À l'intérieur se trouvent un jeune conducteur et son passager. Lorsque les fonctionnaires contrôlent le véhicule, un gyrophare, visible sur le toit, attirent immédiatement leur attention.
Invité à décliner son identité, le conducteur affirme d'un ton assuré qu'il est fonctionnaire de police affecté à l'Inspection générale de la police nationale (IGPN) à Paris, la « police des polices ». Incapable de produire une carte professionnelle ou de donner son matricule, il finit par se contredire, ce qui amène les agents à diligenter des vérifications plus poussées dans leurs fichiers.
Les recherches administratives révèlent que la voiture n'est pas assurée et qu'elle est immatriculée au nom d'un garage dont l'existence n'est pas confirmée, ce qui renforce les soupçons de recel ou d'escroquerie. Le passager, lui, est défavorablement connu des services de police pour détention et usage de stupéfiants, un élément de plus qui alerte les enquêteurs sur la nature du duo.
Une fouille du véhicule est alors menée en présence du conducteur et permet de découvrir un important lot de matériels : couteau pliant, bâton télescopique, menottes, manteau et brassard marqués « Police », gilet pare-balles, gyrophare, témoin de chambre vide et plusieurs écussons de la police nationale. L'ensemble de ces équipements, facilement accessibles depuis le siège conducteur, laisse penser que le jeune homme se préparait à se faire passer pour un vrai policier lors de contrôles ou d'interventions fictives.

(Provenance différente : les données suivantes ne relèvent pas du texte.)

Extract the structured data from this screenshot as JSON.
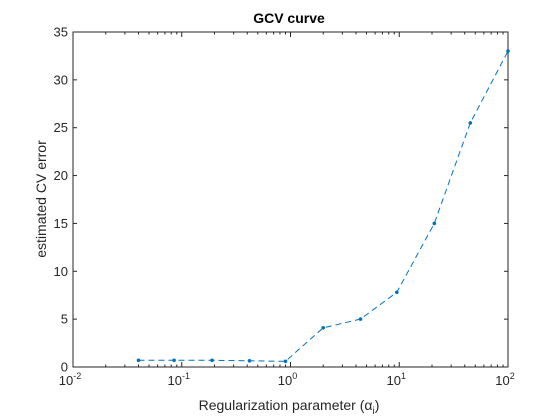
{
  "chart_data": {
    "type": "line",
    "title": "GCV curve",
    "xlabel": "Regularization parameter (",
    "xlabel_greek": "α",
    "xlabel_sub": "i",
    "xlabel_close": ")",
    "ylabel": "estimated CV error",
    "xscale": "log",
    "xlim": [
      0.01,
      100
    ],
    "ylim": [
      0,
      35
    ],
    "xticks": [
      {
        "base": "10",
        "exp": "-2"
      },
      {
        "base": "10",
        "exp": "-1"
      },
      {
        "base": "10",
        "exp": "0"
      },
      {
        "base": "10",
        "exp": "1"
      },
      {
        "base": "10",
        "exp": "2"
      }
    ],
    "yticks": [
      "0",
      "5",
      "10",
      "15",
      "20",
      "25",
      "30",
      "35"
    ],
    "grid": false,
    "line_style": "dashed",
    "marker": "dot",
    "color": "#0072BD",
    "series": [
      {
        "x": [
          0.04,
          0.085,
          0.19,
          0.42,
          0.9,
          2.0,
          4.4,
          9.5,
          21,
          45,
          100
        ],
        "y": [
          0.7,
          0.7,
          0.7,
          0.65,
          0.6,
          4.1,
          5.0,
          7.8,
          15.0,
          25.5,
          33.0
        ]
      }
    ]
  }
}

Les vérifications d'identité révèlent finalement que le conducteur est un élève policier adjoint, âgé de 20 ans et originaire d'Argenteuil, inscrit à l'École nationale de police de Rouen-Oissel, en Seine-Maritime. Cet établissement, qui forme notamment des policiers adjoints et des élèves gardiens de la paix, accueille chaque année plusieurs centaines de recrues issues de toute la France.

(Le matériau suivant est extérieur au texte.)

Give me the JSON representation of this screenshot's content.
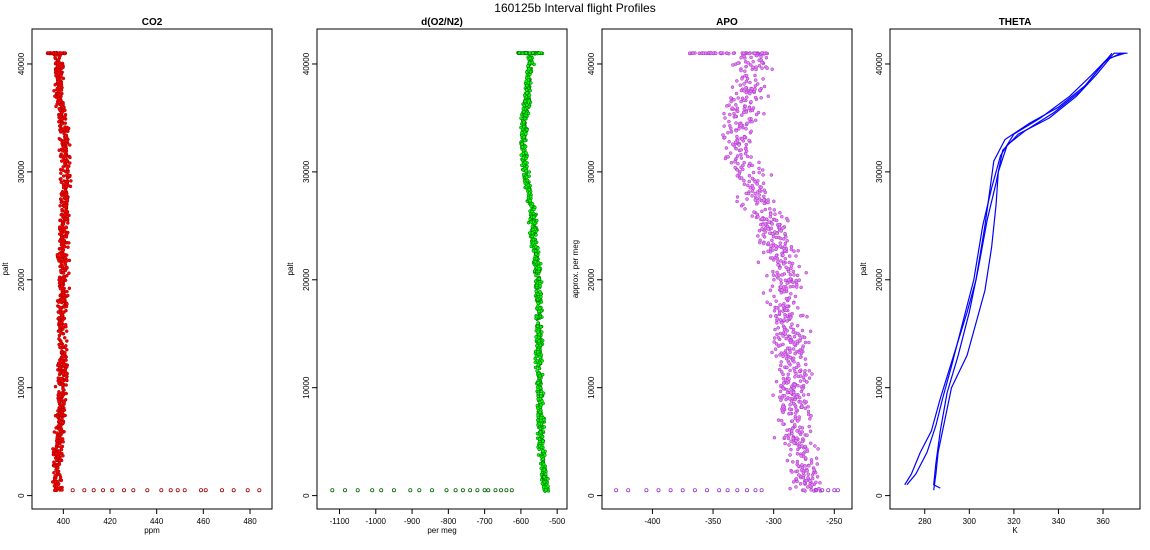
{
  "figure_title": "160125b   Interval flight Profiles",
  "chart_data": [
    {
      "type": "scatter",
      "title": "CO2",
      "xlabel": "ppm",
      "ylabel": "palt",
      "xlim": [
        390,
        486
      ],
      "ylim": [
        -500,
        42500
      ],
      "xticks": [
        400,
        420,
        440,
        460,
        480
      ],
      "yticks": [
        0,
        10000,
        20000,
        30000,
        40000
      ],
      "grid": false,
      "series": [
        {
          "color": "#ff0000",
          "edge": "#a00000",
          "marker": "open-circle",
          "profile": [
            [
              500,
              398
            ],
            [
              2000,
              397
            ],
            [
              5000,
              398
            ],
            [
              8000,
              399
            ],
            [
              10000,
              399
            ],
            [
              13000,
              400
            ],
            [
              16000,
              399
            ],
            [
              19000,
              400
            ],
            [
              22000,
              400
            ],
            [
              25000,
              400
            ],
            [
              28000,
              401
            ],
            [
              31000,
              401
            ],
            [
              34000,
              400
            ],
            [
              36000,
              399
            ],
            [
              38000,
              398
            ],
            [
              40000,
              398
            ],
            [
              41000,
              397
            ]
          ],
          "spread": 3,
          "stack_top": [
            41000,
            393,
            401
          ],
          "outliers": [
            [
              500,
              404
            ],
            [
              500,
              409
            ],
            [
              500,
              413
            ],
            [
              500,
              417
            ],
            [
              500,
              421
            ],
            [
              500,
              426
            ],
            [
              500,
              430
            ],
            [
              500,
              436
            ],
            [
              500,
              442
            ],
            [
              500,
              446
            ],
            [
              500,
              449
            ],
            [
              500,
              452
            ],
            [
              500,
              459
            ],
            [
              500,
              461
            ],
            [
              500,
              468
            ],
            [
              500,
              473
            ],
            [
              500,
              479
            ],
            [
              500,
              484
            ]
          ]
        }
      ]
    },
    {
      "type": "scatter",
      "title": "d(O2/N2)",
      "xlabel": "per meg",
      "ylabel": "palt",
      "xlim": [
        -1140,
        -495
      ],
      "ylim": [
        -500,
        42500
      ],
      "xticks": [
        -1100,
        -1000,
        -900,
        -800,
        -700,
        -600,
        -500
      ],
      "yticks": [
        0,
        10000,
        20000,
        30000,
        40000
      ],
      "grid": false,
      "series": [
        {
          "color": "#00ff00",
          "edge": "#006400",
          "marker": "open-circle",
          "profile": [
            [
              500,
              -530
            ],
            [
              3000,
              -540
            ],
            [
              6000,
              -545
            ],
            [
              10000,
              -548
            ],
            [
              13000,
              -551
            ],
            [
              16000,
              -550
            ],
            [
              19000,
              -553
            ],
            [
              22000,
              -556
            ],
            [
              24000,
              -565
            ],
            [
              26000,
              -568
            ],
            [
              28000,
              -578
            ],
            [
              30000,
              -588
            ],
            [
              32000,
              -592
            ],
            [
              34000,
              -590
            ],
            [
              36000,
              -585
            ],
            [
              38000,
              -580
            ],
            [
              40000,
              -575
            ],
            [
              41000,
              -570
            ]
          ],
          "spread": 14,
          "stack_top": [
            41000,
            -610,
            -540
          ],
          "outliers": [
            [
              500,
              -1120
            ],
            [
              500,
              -1085
            ],
            [
              500,
              -1050
            ],
            [
              500,
              -1010
            ],
            [
              500,
              -985
            ],
            [
              500,
              -950
            ],
            [
              500,
              -905
            ],
            [
              500,
              -880
            ],
            [
              500,
              -845
            ],
            [
              500,
              -805
            ],
            [
              500,
              -780
            ],
            [
              500,
              -760
            ],
            [
              500,
              -740
            ],
            [
              500,
              -720
            ],
            [
              500,
              -700
            ],
            [
              500,
              -690
            ],
            [
              500,
              -670
            ],
            [
              500,
              -655
            ],
            [
              500,
              -640
            ],
            [
              500,
              -625
            ]
          ]
        }
      ]
    },
    {
      "type": "scatter",
      "title": "APO",
      "xlabel": "",
      "ylabel": "approx. per meg",
      "xlim": [
        -435,
        -242
      ],
      "ylim": [
        -500,
        42500
      ],
      "xticks": [
        -400,
        -350,
        -300,
        -250
      ],
      "yticks": [
        0,
        10000,
        20000,
        30000,
        40000
      ],
      "grid": false,
      "series": [
        {
          "color": "#ee82ee",
          "edge": "#9932cc",
          "marker": "open-circle",
          "profile": [
            [
              500,
              -272
            ],
            [
              3000,
              -278
            ],
            [
              6000,
              -283
            ],
            [
              9000,
              -283
            ],
            [
              12000,
              -285
            ],
            [
              15000,
              -287
            ],
            [
              18000,
              -290
            ],
            [
              21000,
              -292
            ],
            [
              24000,
              -300
            ],
            [
              26000,
              -305
            ],
            [
              28000,
              -315
            ],
            [
              30000,
              -322
            ],
            [
              32000,
              -327
            ],
            [
              34000,
              -328
            ],
            [
              36000,
              -325
            ],
            [
              38000,
              -320
            ],
            [
              40000,
              -318
            ],
            [
              41000,
              -315
            ]
          ],
          "spread": 22,
          "stack_top": [
            41000,
            -370,
            -305
          ],
          "outliers": [
            [
              500,
              -430
            ],
            [
              500,
              -420
            ],
            [
              500,
              -405
            ],
            [
              500,
              -395
            ],
            [
              500,
              -385
            ],
            [
              500,
              -375
            ],
            [
              500,
              -365
            ],
            [
              500,
              -355
            ],
            [
              500,
              -345
            ],
            [
              500,
              -338
            ],
            [
              500,
              -330
            ],
            [
              500,
              -322
            ],
            [
              500,
              -315
            ],
            [
              500,
              -310
            ],
            [
              500,
              -265
            ],
            [
              500,
              -260
            ],
            [
              500,
              -255
            ],
            [
              500,
              -250
            ],
            [
              500,
              -247
            ]
          ]
        }
      ]
    },
    {
      "type": "line",
      "title": "THETA",
      "xlabel": "K",
      "ylabel": "palt",
      "xlim": [
        268,
        373
      ],
      "ylim": [
        -500,
        42500
      ],
      "xticks": [
        280,
        300,
        320,
        340,
        360
      ],
      "yticks": [
        0,
        10000,
        20000,
        30000,
        40000
      ],
      "grid": false,
      "series": [
        {
          "color": "#0000ff",
          "points": [
            [
              271,
              1000
            ],
            [
              274,
              2000
            ],
            [
              278,
              4000
            ],
            [
              283,
              6000
            ],
            [
              287,
              9000
            ],
            [
              293,
              13000
            ],
            [
              299,
              17000
            ],
            [
              303,
              20000
            ],
            [
              307,
              25000
            ],
            [
              309,
              28000
            ],
            [
              311,
              31000
            ],
            [
              316,
              33000
            ],
            [
              327,
              34500
            ],
            [
              340,
              36000
            ],
            [
              352,
              38000
            ],
            [
              360,
              40000
            ],
            [
              365,
              41000
            ],
            [
              371,
              41000
            ]
          ]
        },
        {
          "color": "#0000ff",
          "points": [
            [
              272,
              1000
            ],
            [
              276,
              2000
            ],
            [
              281,
              4000
            ],
            [
              285,
              6500
            ],
            [
              288,
              9000
            ],
            [
              292,
              12000
            ],
            [
              297,
              16000
            ],
            [
              302,
              20000
            ],
            [
              306,
              25000
            ],
            [
              310,
              28500
            ],
            [
              314,
              31500
            ],
            [
              320,
              33500
            ],
            [
              332,
              35000
            ],
            [
              345,
              37000
            ],
            [
              355,
              39000
            ],
            [
              362,
              40500
            ],
            [
              370,
              41000
            ]
          ]
        },
        {
          "color": "#0000ff",
          "points": [
            [
              284,
              500
            ],
            [
              285,
              2000
            ],
            [
              286,
              4000
            ],
            [
              289,
              7000
            ],
            [
              292,
              10000
            ],
            [
              299,
              13000
            ],
            [
              303,
              16000
            ],
            [
              307,
              19000
            ],
            [
              310,
              23000
            ],
            [
              312,
              27000
            ],
            [
              313,
              30000
            ],
            [
              317,
              32500
            ],
            [
              325,
              33800
            ],
            [
              338,
              35500
            ],
            [
              350,
              37500
            ],
            [
              358,
              39500
            ],
            [
              364,
              41000
            ]
          ]
        },
        {
          "color": "#0000ff",
          "points": [
            [
              287,
              700
            ],
            [
              284,
              1000
            ],
            [
              285,
              3000
            ],
            [
              287,
              6000
            ],
            [
              290,
              9500
            ],
            [
              295,
              13000
            ],
            [
              300,
              17000
            ],
            [
              304,
              21000
            ],
            [
              308,
              25500
            ],
            [
              312,
              29000
            ],
            [
              315,
              32000
            ],
            [
              322,
              33500
            ],
            [
              336,
              35000
            ],
            [
              348,
              37000
            ],
            [
              357,
              39000
            ],
            [
              363,
              40500
            ],
            [
              368,
              41000
            ]
          ]
        }
      ]
    }
  ]
}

Ce statut rend l'affaire particulièrement sensée : en formation pour intégrer la police, le jeune homme connaît les règles déontologiques et les risques encourus en usurpant la qualité de fonctionnaire de police ou en utilisant du matériel professionnel en dehors du cadre autorisé. Les enquêtes détermineront comment il s'est procuré ces effets et s'il a pu, avant son interpellation, se livrer à de faux contrôles routiers ou à d'autres agissements illégaux.

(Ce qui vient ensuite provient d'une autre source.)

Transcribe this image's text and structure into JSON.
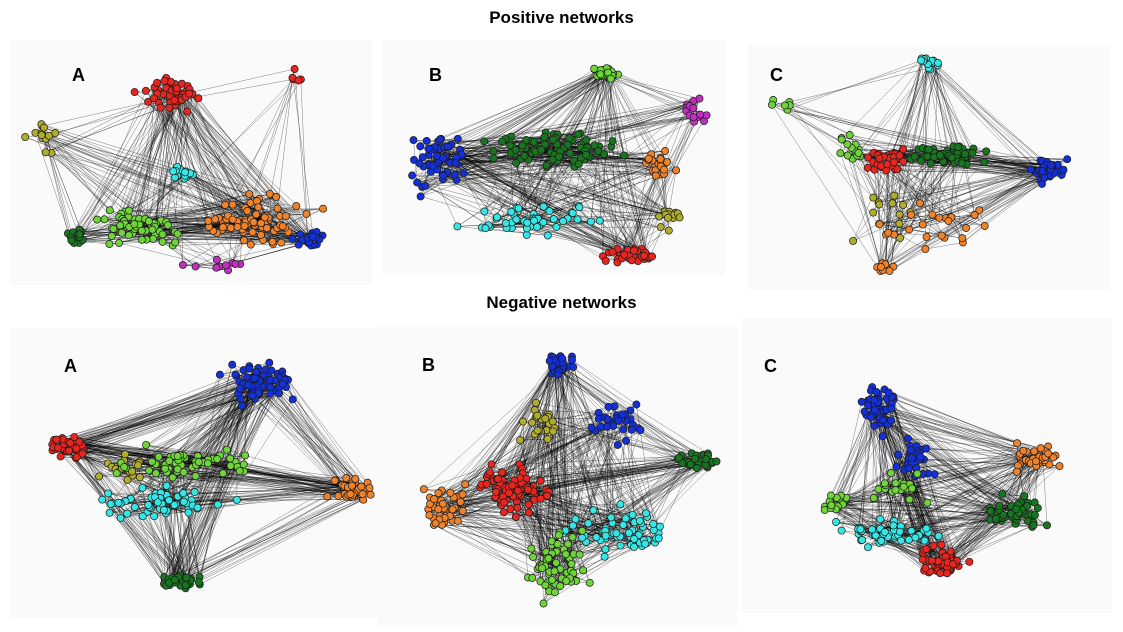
{
  "titles": {
    "positive": "Positive  networks",
    "negative": "Negative networks"
  },
  "colors": {
    "red": "#e8251f",
    "blue": "#1430d8",
    "cyan": "#35e6e6",
    "orange": "#f0822a",
    "light_green": "#6ed43a",
    "dark_green": "#17761f",
    "olive": "#b0ad2c",
    "magenta": "#c12fc1",
    "edge": "#000000",
    "panel_bg": "#fafafa"
  },
  "panels": [
    {
      "id": "pos-a",
      "label": "A",
      "clusters": [
        "red",
        "olive",
        "cyan",
        "light_green",
        "orange",
        "dark_green",
        "blue",
        "magenta"
      ]
    },
    {
      "id": "pos-b",
      "label": "B",
      "clusters": [
        "light_green",
        "magenta",
        "blue",
        "dark_green",
        "orange",
        "olive",
        "cyan",
        "red"
      ]
    },
    {
      "id": "pos-c",
      "label": "C",
      "clusters": [
        "cyan",
        "red",
        "dark_green",
        "blue",
        "light_green",
        "olive",
        "orange"
      ]
    },
    {
      "id": "neg-a",
      "label": "A",
      "clusters": [
        "blue",
        "red",
        "olive",
        "light_green",
        "cyan",
        "orange",
        "dark_green"
      ]
    },
    {
      "id": "neg-b",
      "label": "B",
      "clusters": [
        "blue",
        "olive",
        "red",
        "orange",
        "dark_green",
        "cyan",
        "light_green"
      ]
    },
    {
      "id": "neg-c",
      "label": "C",
      "clusters": [
        "blue",
        "orange",
        "light_green",
        "dark_green",
        "cyan",
        "red"
      ]
    }
  ]
}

Le jeune conducteur a été placé en garde à vue au commissariat de Sartrouville pour port d'arme, recel d'escroquerie et défaut d'assurance, des infractions pénales passibles de peines de prison et d'interdictions professionnelles. Les enquêteurs procèdent à une série d'auditions et d'analyses techniques afin d'identifier d'éventuelles victimes, de retracer l'origine du véhicule et de vérifier si des signalements de faux policiers correspondant à son profil.
Son passager, pour l'heure, a été laissé libre, mais il pourrait être de nouveau entendu si des éléments le mettent en cause dans un éventuel projet de vol, de cambriolage ou d'extorsion commis sous couvert d'une fausse qualité policière. Le parquet des Yvelines doit décider dans les prochaines heures d'une éventuelle comparaison immédiate, d'une ouverture d'information judiciaire ou d'un simple rappel à la loi, en tenant compte du statut d'élève policier du mis en cause.